For those professing Christians whose lives are driven by politics, it would be wise to consider the warning offered by James Davison Hunter. “The language of faith is not viewed by Party officials as the foundation for social justice or peace, but rather as a way to relate rhetorically to the electorate and mobilizing them to vote.” (12) Christians ought to be well-aware that love of country (a legitimate thing) can easily slip over into the realm of civil religion (a false religion). Christians should not be so naive as to believe that the two main American political parties whole-heartedly embrace Christian doctrine and ethics when they make their appeal to Christian voters on the basis of the tenants of civil religion.




Such political intentions are often of the “ends justify the means,” variety, and the bait is false religion which nevertheless tugs at the patriotic citizen’s heartstrings. Political parties, as they often function in America, should not be expected to consider the kingdom of Christ in their goals and frame of reference. What political parties want is a loyal voter and a devoted partisan. Party organizers know full-well civil religion motivates the political faithful and energizes voters. “This does not mean that Christians shouldn’t `vote their values’ or be active in political affairs. It is essential, however, to demythologize politics, to see politics for what it is and what it can and cannot do and not place on it unrealistic expectations.” (13) Caveat emptor applies to political parties every bit as much as it does to the sale of used cars.
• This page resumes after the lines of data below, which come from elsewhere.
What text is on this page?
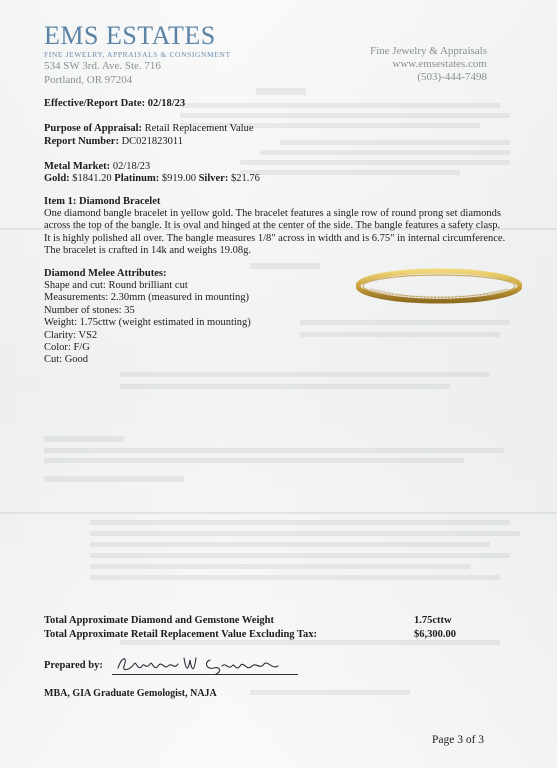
EMS ESTATES
FINE JEWELRY, APPRAISALS & CONSIGNMENT
534 SW 3rd. Ave. Ste. 716
Portland, OR 97204
Fine Jewelry & Appraisals
www.emsestates.com
(503)-444-7498
Effective/Report Date: 02/18/23
Purpose of Appraisal: Retail Replacement Value
Report Number: DC021823011
Metal Market: 02/18/23
Gold: $1841.20 Platinum: $919.00 Silver: $21.76
Item 1: Diamond Bracelet
One diamond bangle bracelet in yellow gold. The bracelet features a single row of round prong set diamonds
across the top of the bangle. It is oval and hinged at the center of the side. The bangle features a safety clasp.
It is highly polished all over. The bangle measures 1/8" across in width and is 6.75" in internal circumference.
The bracelet is crafted in 14k and weighs 19.08g.
Diamond Melee Attributes:
Shape and cut: Round brilliant cut
Measurements: 2.30mm (measured in mounting)
Number of stones: 35
Weight: 1.75cttw (weight estimated in mounting)
Clarity: VS2
Color: F/G
Cut: Good
Total Approximate Diamond and Gemstone Weight
Total Approximate Retail Replacement Value Excluding Tax:
1.75cttw
$6,300.00
Prepared by:
MBA, GIA Graduate Gemologist, NAJA
Page 3 of 3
There is one more danger here of which to be careful. Christians–whose tone of discourse should always be tempered by their love of their civil kingdom neighbor–can become prone to embrace the heated and shrill language of contemporary political discourse. Christians often find themselves enlisted as secular “culture warriors” fighting under the banner of civil religion. Serving as “soldiers” enrolled in one of the armies of the two main competing political parties, otherwise mild-mannered Christian people are uncharacteristically eager to wage verbal war and heap scorn upon those fellow citizens who dare see things differently.


Christians citizens must strive to be “civil” with others in the civil kingdom and yet not make the logical mistake made by so many of our contemporaries–to think that a personal opinion is a substitute for a well-crafted argument, and that “winner” is the one who succeeds in talking the loudest or dominating a conversation.